Ask yourself what a 10-year-old would understand from the words you are using. Create your ad copy accordingly.
When it comes to true transparency, there’s no place for salesy smoke and mirrors. What you really want is for the consumer to say, “I’ve seen everything about you, and it is exactly what you said it was.” Challenge yourself every day to risk being more transparent, especially with your employees, who can be your most powerful vectors.
If trust is the most powerful competitive advantage for businesses in the 21st century, then transparency may be its greatest lever. Distrust is proportionate to the extent to which consumers believe something is hidden from them. Open the door.
The more consistently you can deliver on your promises, the more sustainable the trust factor.

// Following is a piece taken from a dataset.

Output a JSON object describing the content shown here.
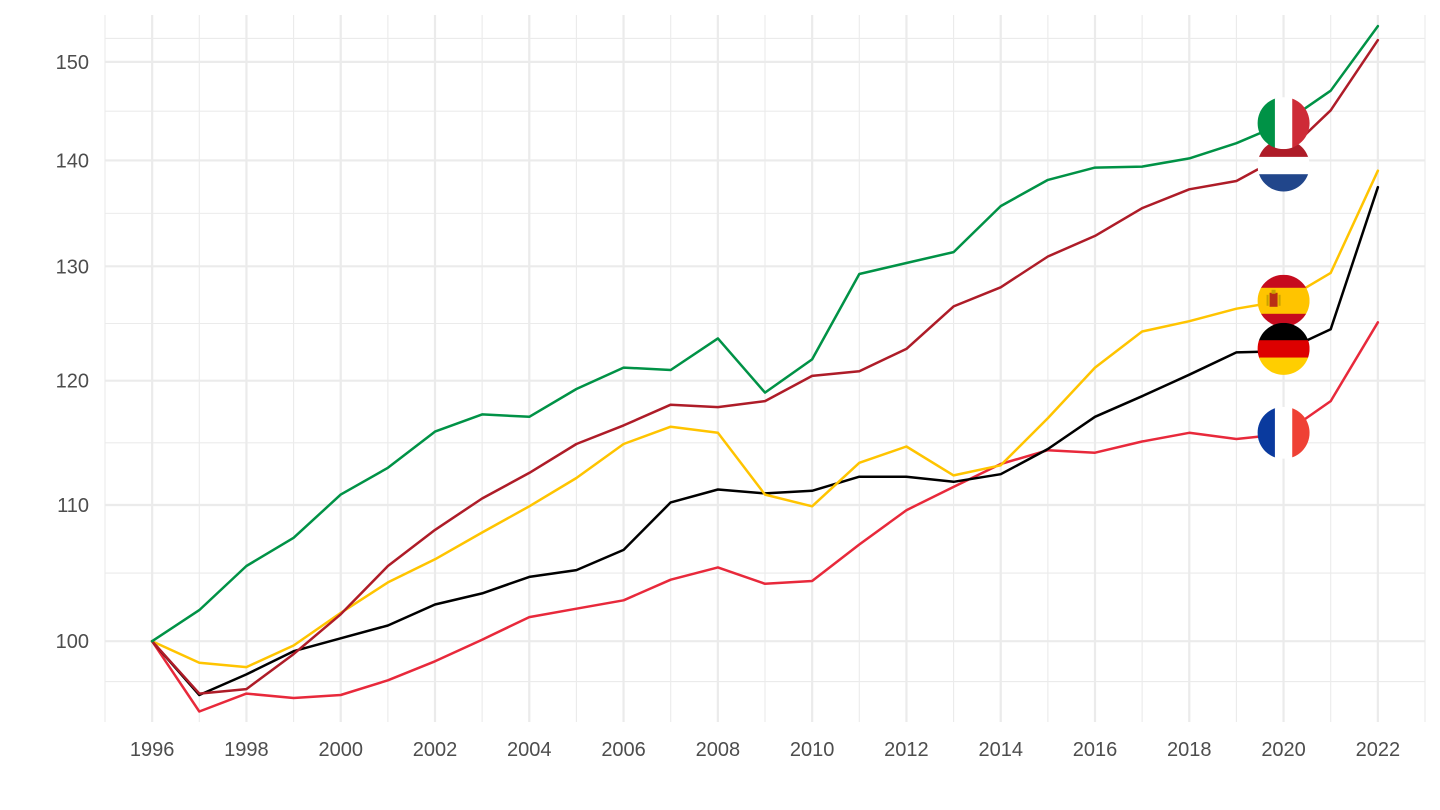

Again, this is especially true when it comes to your employees.
Will you tell the truth even if it costs you profits? If it benefits a competitor? Nordstrom is famous for training its employees to put the happiness of its customers first, even if it means losing a sale. Would you do that?
Tell the truth when you’ve made a mistake. In fact, use mistakes and failures as opportunities to showcase your commitment to your values. Consumers find out what you are really made of only when they see how you fix your mistakes. They won’t trust people who can’t own up to their mistakes.
Trust is a powerful force — and trust me, in a world where information overload and deception have become default settings, consumers will be very reluctant to abandon a business they trust for a cheaper or more convenient alternative.